Now precise and accurate with weighing scales!
- Weighing scales are devices used to ascertain the weight of various items.
- ‘Weighing scales’ are also known as ‘scales’ and ‘weighing machines’.
- Weighing scales are available as electronic or mechanical machines, and the latter uses a spring that is measured when pressure is applied.
- Errors can easily occur in the measurements of weighing scales, caused by air movement, friction, magnets, temperature changes, water and moisture, among others.
- More efficient modern weighing scales that use a spring, have been mentioned from the 1600s, although the first known recorded design was invented by Richard Salter in 1770.
- Balancing weighing scales have been used for thousands of years to measure objects, and they also commonly symbolise justice.

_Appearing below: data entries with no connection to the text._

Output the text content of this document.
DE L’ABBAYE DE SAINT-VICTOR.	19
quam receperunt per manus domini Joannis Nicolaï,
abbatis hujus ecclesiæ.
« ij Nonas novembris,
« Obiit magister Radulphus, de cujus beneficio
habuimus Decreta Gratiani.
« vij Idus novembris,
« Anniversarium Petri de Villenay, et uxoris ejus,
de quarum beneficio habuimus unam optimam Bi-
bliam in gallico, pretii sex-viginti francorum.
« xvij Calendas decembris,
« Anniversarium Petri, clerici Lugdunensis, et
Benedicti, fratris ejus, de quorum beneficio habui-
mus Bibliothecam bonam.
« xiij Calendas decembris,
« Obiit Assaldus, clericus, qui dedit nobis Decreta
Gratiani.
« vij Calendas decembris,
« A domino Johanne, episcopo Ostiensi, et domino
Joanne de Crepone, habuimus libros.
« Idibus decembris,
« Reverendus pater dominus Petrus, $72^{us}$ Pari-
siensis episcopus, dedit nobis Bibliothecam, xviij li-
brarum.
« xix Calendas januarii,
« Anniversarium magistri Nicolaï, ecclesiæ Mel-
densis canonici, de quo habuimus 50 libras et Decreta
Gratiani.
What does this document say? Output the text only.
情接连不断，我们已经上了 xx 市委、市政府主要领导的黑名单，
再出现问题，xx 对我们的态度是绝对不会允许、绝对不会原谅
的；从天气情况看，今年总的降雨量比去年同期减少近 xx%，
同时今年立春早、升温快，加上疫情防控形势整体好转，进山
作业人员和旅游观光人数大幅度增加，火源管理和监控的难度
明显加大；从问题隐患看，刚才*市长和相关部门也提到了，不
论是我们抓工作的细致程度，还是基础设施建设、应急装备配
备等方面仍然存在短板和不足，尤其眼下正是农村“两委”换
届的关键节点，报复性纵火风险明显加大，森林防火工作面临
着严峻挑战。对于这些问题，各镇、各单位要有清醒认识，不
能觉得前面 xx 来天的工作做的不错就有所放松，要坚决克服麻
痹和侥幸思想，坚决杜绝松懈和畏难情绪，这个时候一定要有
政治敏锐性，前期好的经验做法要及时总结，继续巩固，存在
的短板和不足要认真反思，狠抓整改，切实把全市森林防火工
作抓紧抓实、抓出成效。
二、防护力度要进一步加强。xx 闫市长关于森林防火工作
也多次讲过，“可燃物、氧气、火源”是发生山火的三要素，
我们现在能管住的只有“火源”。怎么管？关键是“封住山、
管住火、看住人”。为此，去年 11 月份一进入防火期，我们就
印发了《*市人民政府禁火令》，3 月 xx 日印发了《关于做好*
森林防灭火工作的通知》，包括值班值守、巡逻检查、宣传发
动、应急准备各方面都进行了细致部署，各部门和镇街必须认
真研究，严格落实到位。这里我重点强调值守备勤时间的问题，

- Weighing scales come in a variety of colours, shapes and sizes, and are often made of metal or plastic.
- Weighing scales are commonly found in kitchens, used in food preparation; bathrooms, used to measure body weight; and factories, for commercial use.
- Early electronic weighing scales were invented in the 1940s, and these were the predecessors for the modern style scales that use load cells that measure pressure.
- The term ‘scale’ as in ‘weighing scale’, originates from words like ‘skal’, ‘scala’ and ‘schaal’ that mean ‘bowl’ and ‘drinking cup’ in several different languages from the 1200s and earlier.